I had also asked him, suppose he was not a MP and not so well-connected and also from the minority community, then what more hurdles could have come his way? “But even in our case people did not spare us the trauma of coming up with allegations. All sorts of allegations — that Sanju’s mom was a Muslim ….But, then, there are some secular forces in the country which can stop this decay. In Bombay, it was them secular forces which saved the ongoing disaster.”

Was he frustrated the way the political system was functioning — in fact, he had even threatened to resign when the Mumbai riots were peaking? “Yes, I was feeling terrible, for even though I was / I am an elected Member I couldn’t do much for my constituency people …I had entered politics to serve people and yet felt so helpless …Political tamashas taking place …all that reflects the decay in our society. Politicians don’t come from outside. They are part of the society.”

And when I asked him about his friends in the political circles, he was rather diplomatic. “I have no enemies; with that all are my friends. In fact, I have no best friend, as I am myself my best friend! Also, I do I believe that nobody is your enemy except your own destiny ….Yes, my destiny has been rather tough on me …tapairai khai hain zamanai kei …But I suppose one has to fight on, to go on with life …Right from my childhood it has been a struggle but what happened to my son I couldn’t ever even dreamt of …But these are tests of life.”

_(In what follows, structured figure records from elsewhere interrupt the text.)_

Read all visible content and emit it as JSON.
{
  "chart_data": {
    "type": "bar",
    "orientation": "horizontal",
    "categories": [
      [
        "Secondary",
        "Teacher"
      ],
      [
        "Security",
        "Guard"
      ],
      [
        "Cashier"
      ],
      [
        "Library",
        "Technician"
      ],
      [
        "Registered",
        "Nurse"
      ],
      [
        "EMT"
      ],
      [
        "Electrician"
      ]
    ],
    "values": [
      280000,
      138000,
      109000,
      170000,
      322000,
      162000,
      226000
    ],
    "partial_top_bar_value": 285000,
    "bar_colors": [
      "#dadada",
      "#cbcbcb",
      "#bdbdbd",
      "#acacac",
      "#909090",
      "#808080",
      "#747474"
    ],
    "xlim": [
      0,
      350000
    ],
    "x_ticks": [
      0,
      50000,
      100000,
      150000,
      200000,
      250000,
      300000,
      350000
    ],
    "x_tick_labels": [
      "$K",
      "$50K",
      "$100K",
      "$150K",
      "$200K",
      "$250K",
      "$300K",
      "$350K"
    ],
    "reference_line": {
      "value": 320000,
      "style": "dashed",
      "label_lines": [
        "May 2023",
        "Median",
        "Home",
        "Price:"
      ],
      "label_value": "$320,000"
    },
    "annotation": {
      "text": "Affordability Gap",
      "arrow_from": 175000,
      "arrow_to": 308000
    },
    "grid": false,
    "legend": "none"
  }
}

I’d ended the interview by asking him if there was any solution to the ongoing strife? “Yes, there can be a solution. Only last night I was going through Time magazine and the horror photographs of the war-ridden Somalia shocked me so much that I couldn’t eat. It was dinner time but couldn’t touch a morsel. Just couldn’t …Those horrifying pictures of human beings dying, sitting injured and ill, crawling about, rendered so frail and weak that couldn’t even walk. These human disasters because of the ongoing civil strife in Somalia…. And now I am going to suggest that those pictures be displayed all public places. And displaced with this caption: See what internal war or strife or unrest can do to you, to your country, to your fellow countrymen.”